Insight into Dickinson, North Dakota, July 2015

A Brief Partial History of Dickinson, 2009 to 2015:

For those of you who don’t know, Dickinson, Williston, and Minot have just gone through six years of rapid growth, beginning in 2009 when oil drilling began to take off in North Dakota, probably due to new fracturing techniques allowing much more oil to be removed from each well than had been possible before.  The drilling companies like Nabors, Patterson, Cyclone, and HP moved drill rig platforms to North Dakota.  Fracturing companies came to North Dakota, I think Schlumberger was one of them, I think that Haliburton and Baker Hughes are involved in fracturing.  There were wire-line companies, mud-logging companies, work-over rig companies, casing companies, specialty companies that have a role in drilling.  Tanker trucks delivering water for fracturing, tanker trucks removing water after fracturing.  Hot-shot companies delivering equipment and material, roust-about companies handling and installing equipment and material.

So many people were brought to North Dakota, so many people came to North Dakota.  In 2008, the population of Dickinson was about 12,000 people, now it is about 30,000 people.  In 2008, an old one-bedroom apartment cost about $300 per month, by 2010, an old one-bedroom apartment cost about $1,500 per month.  By 2011, the ratio of men to women in Dickinson became about 4 to 1.

I arrived in Dickinson in 2011.  At first, it seemed like an adventure, it was exciting.  I remember going to the Paragon Bowling Alley & Champs Sports Bar in Dickinson in 2011, and there were about 200 people there on Thursday, Friday, and Saturday night.  It was very easy to get a job.  The first place I went to, I got hired right then on the spot.  With overtime, I was making about $1,400 per week.  I met people from all over the United States, and there was a kind of camaraderie with everyone that was a new worker in town, it was like we were all immigrants, kind of in the same boat.  I remember going to Patterson Lake in the summer of 2011, with all the out-of-state workers, DSU college students, and a few local people, there were about 200 people there at the beach on Saturday and Sunday.
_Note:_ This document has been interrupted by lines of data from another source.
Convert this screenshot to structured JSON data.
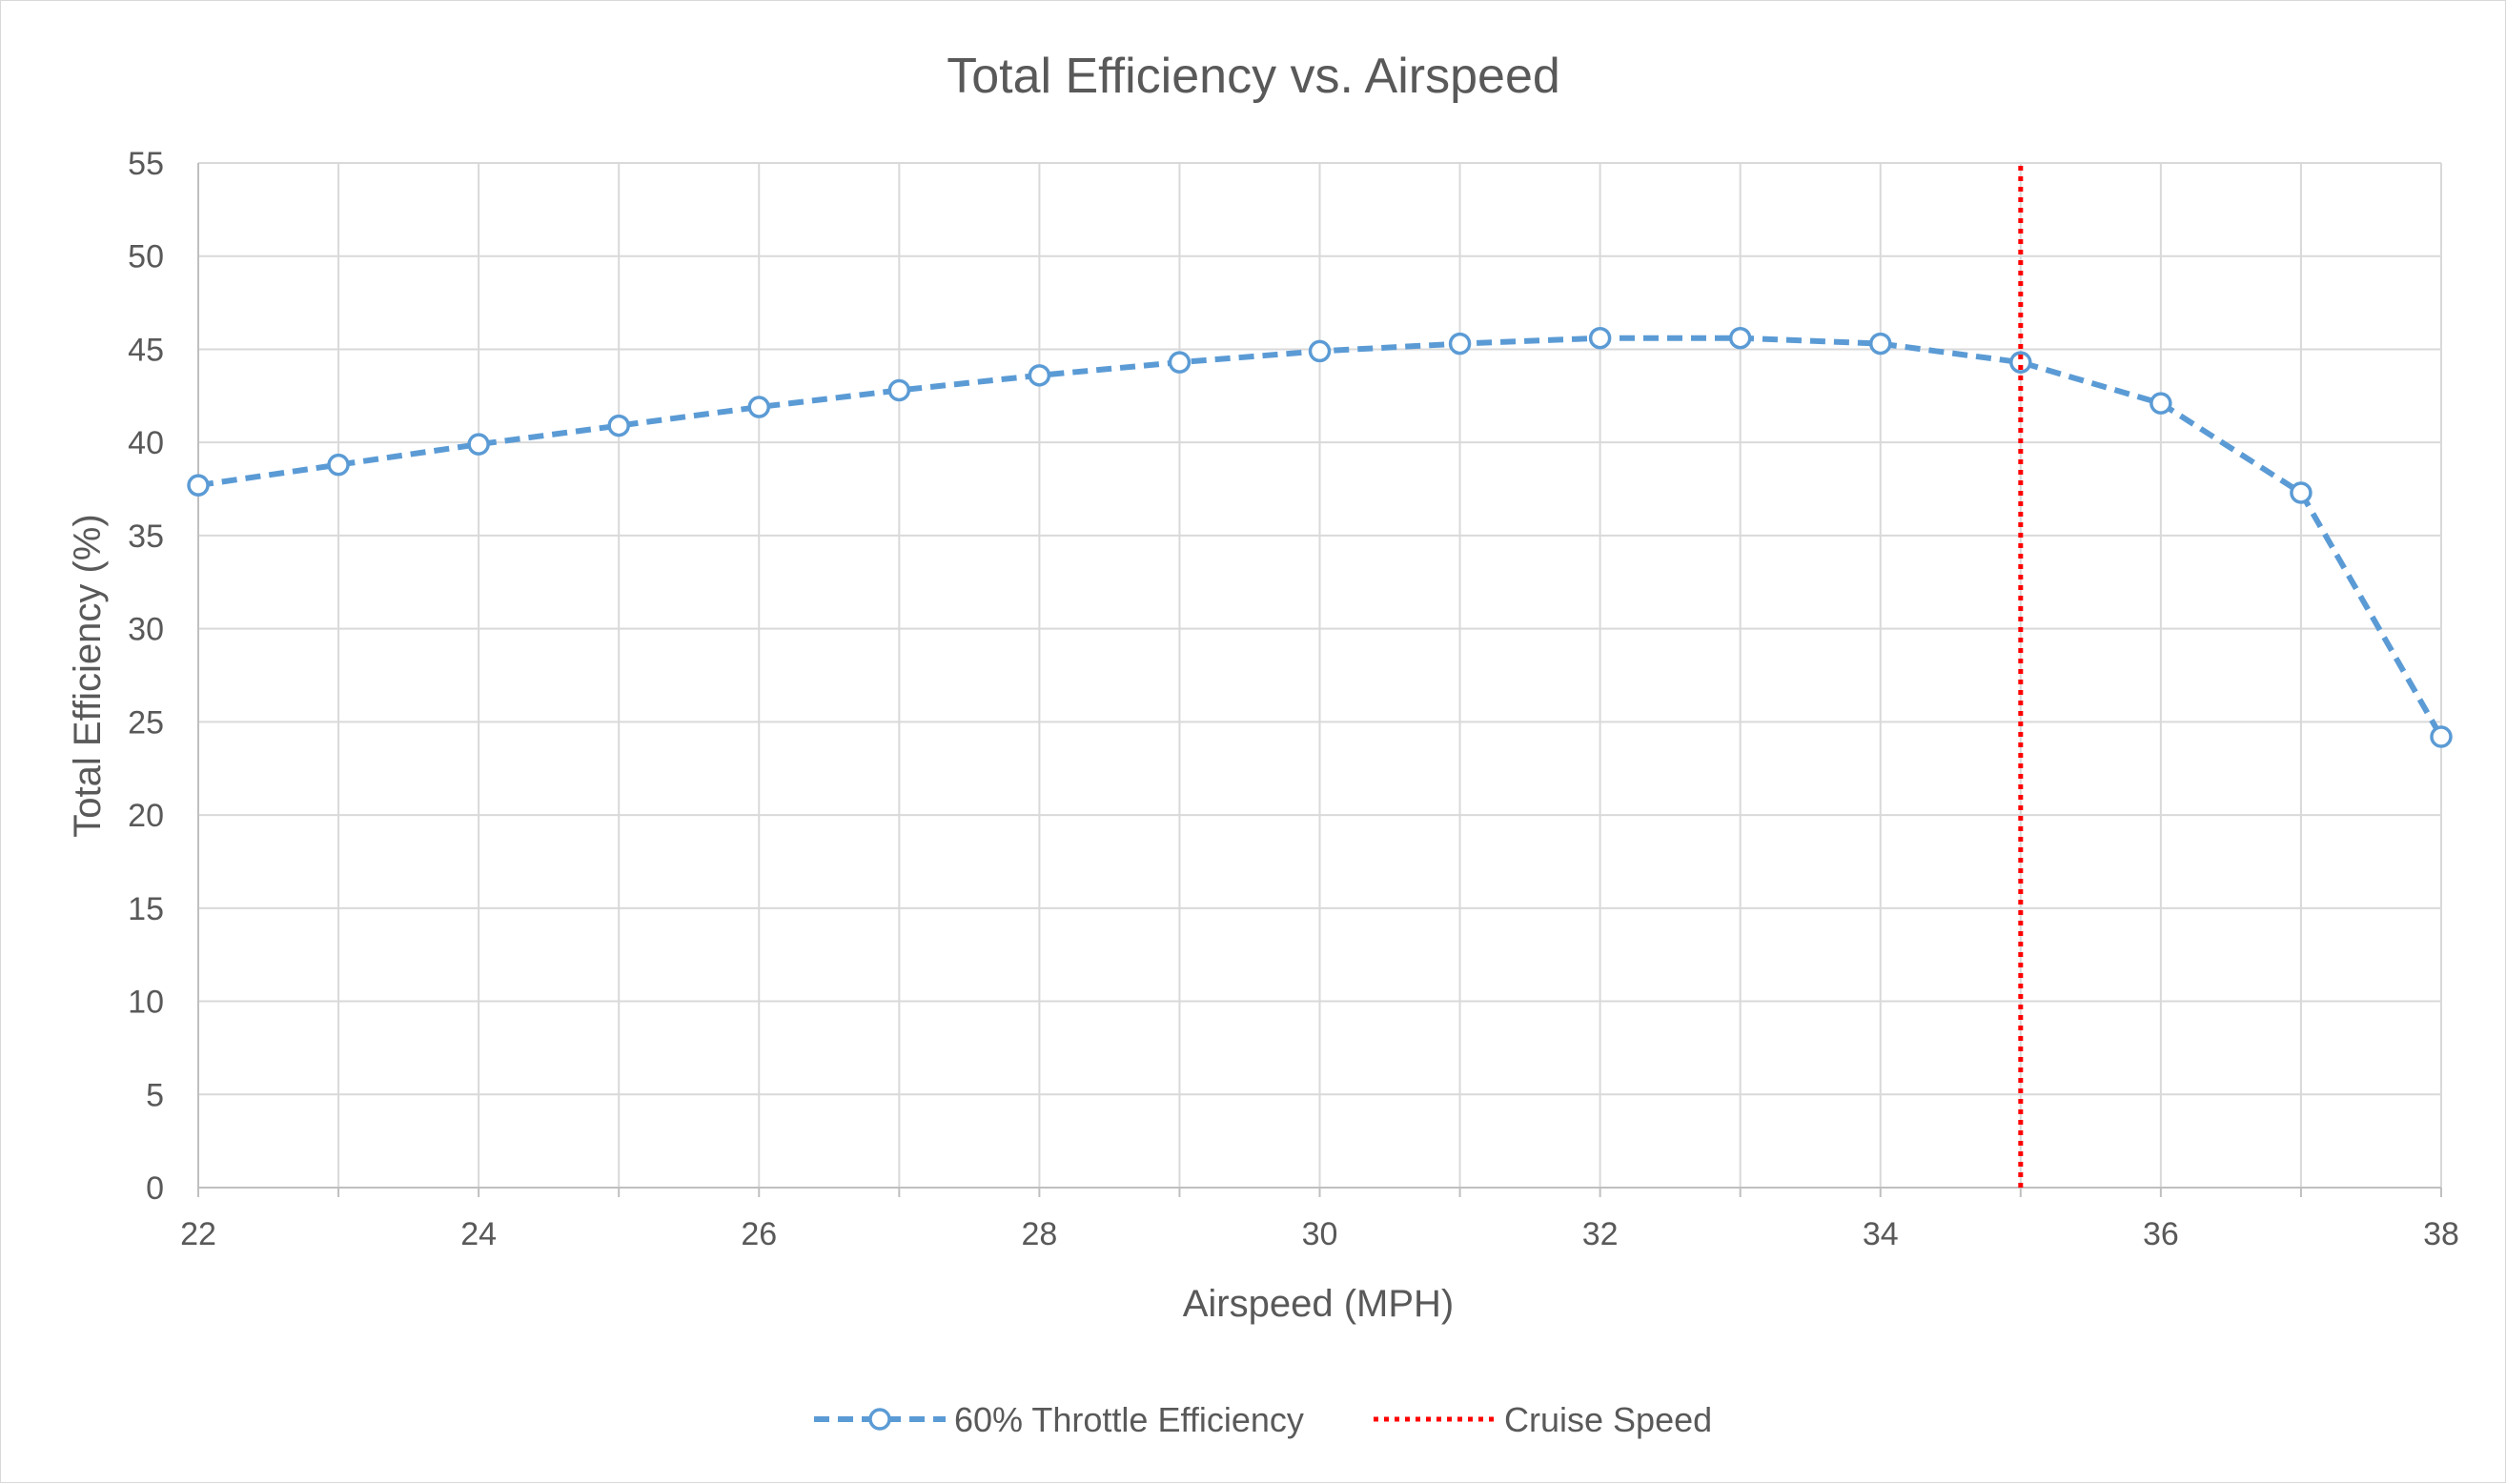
{
  "chart_data": {
    "type": "line",
    "title": "Total Efficiency vs. Airspeed",
    "xlabel": "Airspeed (MPH)",
    "ylabel": "Total Efficiency (%)",
    "xlim": [
      22,
      38
    ],
    "ylim": [
      0,
      55
    ],
    "x_ticks": [
      22,
      24,
      26,
      28,
      30,
      32,
      34,
      36,
      38
    ],
    "x_tick_labels": [
      "22",
      "24",
      "26",
      "28",
      "30",
      "32",
      "34",
      "36",
      "38"
    ],
    "y_ticks": [
      0,
      5,
      10,
      15,
      20,
      25,
      30,
      35,
      40,
      45,
      50,
      55
    ],
    "y_tick_labels": [
      "0",
      "5",
      "10",
      "15",
      "20",
      "25",
      "30",
      "35",
      "40",
      "45",
      "50",
      "55"
    ],
    "grid": true,
    "legend_position": "bottom",
    "series": [
      {
        "name": "60% Throttle Efficiency",
        "color": "#5b9bd5",
        "style": "dashed",
        "marker": "circle",
        "x": [
          22,
          23,
          24,
          25,
          26,
          27,
          28,
          29,
          30,
          31,
          32,
          33,
          34,
          35,
          36,
          37,
          38
        ],
        "y": [
          37.7,
          38.8,
          39.9,
          40.9,
          41.9,
          42.8,
          43.6,
          44.3,
          44.9,
          45.3,
          45.6,
          45.6,
          45.3,
          44.3,
          42.1,
          37.3,
          24.2
        ]
      },
      {
        "name": "Cruise Speed",
        "color": "#ff0000",
        "style": "dotted",
        "marker": "none",
        "x": [
          35,
          35
        ],
        "y": [
          0,
          55
        ]
      }
    ]
  }
}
In 2013 when I came back to Dickinson, things were much different than in 2011.  There was no more talk in Dickinson about “man camps”, they were not going to be built in Dickinson or Stark County, it was no longer even being discussed.  In 2013, there were approximately at least 500 new apartment units being constructed, and probably one hundred new homes being constructed.  Out-of-state workers were no longer being allowed to stay at the campground at Patterson Lake, Wal-Mart, or the Tiger Truck Stop.  The Dickinson police were now very strict on stopping people for DUI, especially out-of-state workers.  On Saturday and Sunday night in 2013, now there were only about 30 people in the Paragon Bowling & Champs Sports Bar, not 200.  On Saturday and Sunday afternoon in 2013, now there were only about 20 people at Patterson Lake, not 200.  It was a little harder to get a job, though I got hired at the first company I went to, right there on the spot.
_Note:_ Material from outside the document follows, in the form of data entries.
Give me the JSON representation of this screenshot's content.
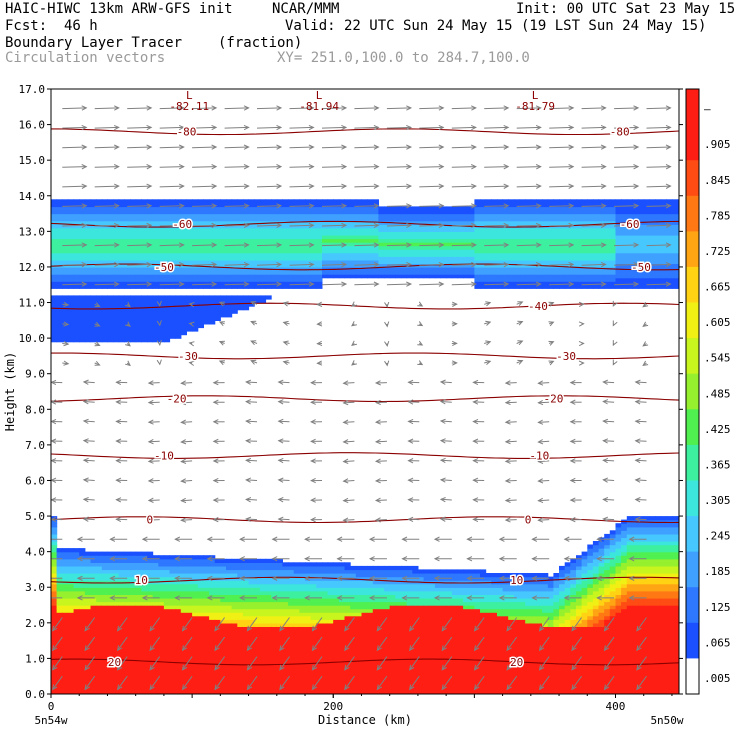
{
  "header": {
    "line1_left": "HAIC-HIWC 13km ARW-GFS init",
    "line1_mid": "NCAR/MMM",
    "line1_right": "Init: 00 UTC Sat 23 May 15",
    "line2_left": "Fcst:  46 h",
    "line2_right": "Valid: 22 UTC Sun 24 May 15 (19 LST Sun 24 May 15)",
    "line3_left": "Boundary Layer Tracer",
    "line3_units": "(fraction)",
    "line4_left": "Circulation vectors",
    "line4_xy": "XY= 251.0,100.0 to 284.7,100.0"
  },
  "colors": {
    "bl_scale": [
      "#ffffff",
      "#1a50ff",
      "#2d78ff",
      "#3fa0ff",
      "#46c8ff",
      "#3ce6dc",
      "#3cf0a0",
      "#50f050",
      "#96f02d",
      "#c8f51e",
      "#f0f014",
      "#ffd214",
      "#ffa514",
      "#ff7814",
      "#ff4b14",
      "#ff1e14",
      "#ff1e14"
    ],
    "contour": "#8b0000",
    "vector": "#808080"
  },
  "chart_data": {
    "type": "heatmap",
    "ylabel": "Height (km)",
    "xlabel": "Distance (km)",
    "xlim": [
      0,
      445
    ],
    "ylim": [
      0.0,
      17.0
    ],
    "y_ticks": [
      "0.0",
      "1.0",
      "2.0",
      "3.0",
      "4.0",
      "5.0",
      "6.0",
      "7.0",
      "8.0",
      "9.0",
      "10.0",
      "11.0",
      "12.0",
      "13.0",
      "14.0",
      "15.0",
      "16.0",
      "17.0"
    ],
    "x_ticks": [
      {
        "value": 0,
        "label": "0"
      },
      {
        "value": 200,
        "label": "200"
      },
      {
        "value": 400,
        "label": "400"
      }
    ],
    "x_endpoints": {
      "left": "5n54w",
      "right": "5n50w"
    },
    "colorbar": {
      "labels": [
        "–",
        ".905",
        ".845",
        ".785",
        ".725",
        ".665",
        ".605",
        ".545",
        ".485",
        ".425",
        ".365",
        ".305",
        ".245",
        ".185",
        ".125",
        ".065",
        ".005"
      ]
    },
    "temperature_contours": [
      {
        "value": -80,
        "height_km": 15.8,
        "labels": [
          {
            "x": 96,
            "text": "-80"
          },
          {
            "x": 403,
            "text": "-80"
          }
        ]
      },
      {
        "value": -60,
        "height_km": 13.2,
        "labels": [
          {
            "x": 93,
            "text": "-60"
          },
          {
            "x": 410,
            "text": "-60"
          }
        ]
      },
      {
        "value": -50,
        "height_km": 12.0,
        "labels": [
          {
            "x": 80,
            "text": "-50"
          },
          {
            "x": 418,
            "text": "-50"
          }
        ]
      },
      {
        "value": -40,
        "height_km": 10.9,
        "labels": [
          {
            "x": 345,
            "text": "-40"
          }
        ]
      },
      {
        "value": -30,
        "height_km": 9.5,
        "labels": [
          {
            "x": 97,
            "text": "-30"
          },
          {
            "x": 365,
            "text": "-30"
          }
        ]
      },
      {
        "value": -20,
        "height_km": 8.3,
        "labels": [
          {
            "x": 89,
            "text": "-20"
          },
          {
            "x": 356,
            "text": "-20"
          }
        ]
      },
      {
        "value": -10,
        "height_km": 6.7,
        "labels": [
          {
            "x": 80,
            "text": "-10"
          },
          {
            "x": 346,
            "text": "-10"
          }
        ]
      },
      {
        "value": 0,
        "height_km": 4.9,
        "labels": [
          {
            "x": 70,
            "text": "0"
          },
          {
            "x": 338,
            "text": "0"
          }
        ]
      },
      {
        "value": 10,
        "height_km": 3.2,
        "labels": [
          {
            "x": 64,
            "text": "10"
          },
          {
            "x": 330,
            "text": "10"
          }
        ]
      },
      {
        "value": 20,
        "height_km": 0.9,
        "labels": [
          {
            "x": 45,
            "text": "20"
          },
          {
            "x": 330,
            "text": "20"
          }
        ]
      }
    ],
    "lows": [
      {
        "x": 98,
        "y": 16.55,
        "label": "L",
        "value": "-82.11"
      },
      {
        "x": 190,
        "y": 16.55,
        "label": "L",
        "value": "-81.94"
      },
      {
        "x": 343,
        "y": 16.55,
        "label": "L",
        "value": "-81.79"
      }
    ],
    "regions": [
      {
        "name": "upper-outflow-layer",
        "bottom_km": 11.4,
        "top_km": 13.9,
        "peak_fraction": 0.4
      },
      {
        "name": "anvil-tail",
        "bottom_km": 9.9,
        "top_km": 11.2,
        "x_range": [
          0,
          160
        ],
        "peak_fraction": 0.07
      },
      {
        "name": "boundary-layer",
        "bottom_km": 0.0,
        "top_km_range": [
          3.1,
          5.0
        ],
        "peak_fraction": 0.99
      }
    ]
  }
}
In about November of 2014, the price per barrel of oil world-wide, went down, and the price continued to decline in December 2014.  The price per barrel stayed low and went down further in January and February of 2015.  The oil companies in North Dakota such as Continental Resources, Whiting, Occidental, and Marathon decided at the board-of-director level, to hold back on new oil well drilling and on oil well production, there was no use selling all that oil for a low price, it would be better to wait for the price to go back up, then start producing again.  In about March of 2015, in North Dakota we started to see a lot of oil field jobs go away.  The operating drill rig count went from 280, down to 80.  For each drill rig that shut down, it was estimated that 100 jobs went away, that equals 20,000 jobs that went away.
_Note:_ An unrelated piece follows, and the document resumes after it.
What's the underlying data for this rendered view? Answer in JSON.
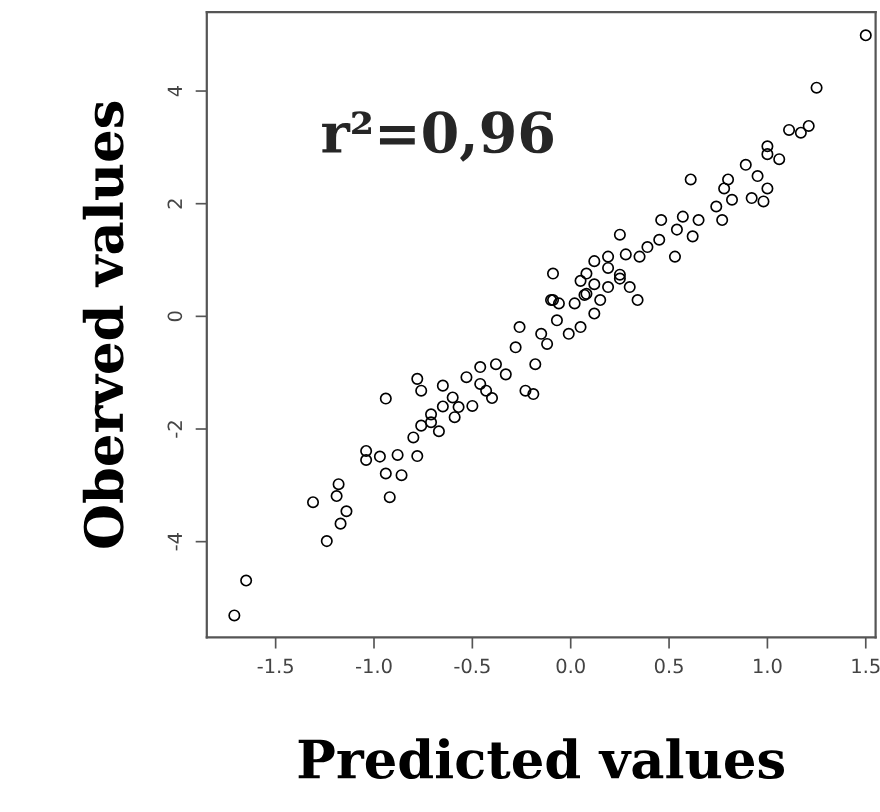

Even though the high paying oil field jobs went away in the beginning of 2015, the most uneducated and uniformed people in the United States continued to come to North Dakota, people that don’t even read the newspaper or watch television news.  Now in Dickinson, there is not a shortage of workers, there are more than enough workers.  The hourly wages have gone down, and the amount of overtime available has gone down.  Not only have many oil field jobs gone away, there is now an over-supply of workers here in Dickinson, there is now a lot of competition for jobs, and few job openings.

At this time, the property managers and the real estate agents in Dickinson are trying their best to keep housing prices high, but they are losing this battle day by day.  I believe that by the summer of 2016, the housing and real estate prices will have dropped by about 20%.  This price drop will be partly due to more new housing being completed, existing housing becoming vacant, demand decreasing, and local wages decreasing.

It is possible, that by the summer of 2016, there will be no benefit to living in Dickinson, in comparison to anywhere else in the United States.  It will likely be just as difficult to get a job in Dickinson, as Idaho Falls, Billings, Colorado Springs, Prescott, Spokane, so there will not be any good reason to move here to Dickinson, because it is cold about eight months out of the year.  I am trying to tell you, It Is Over.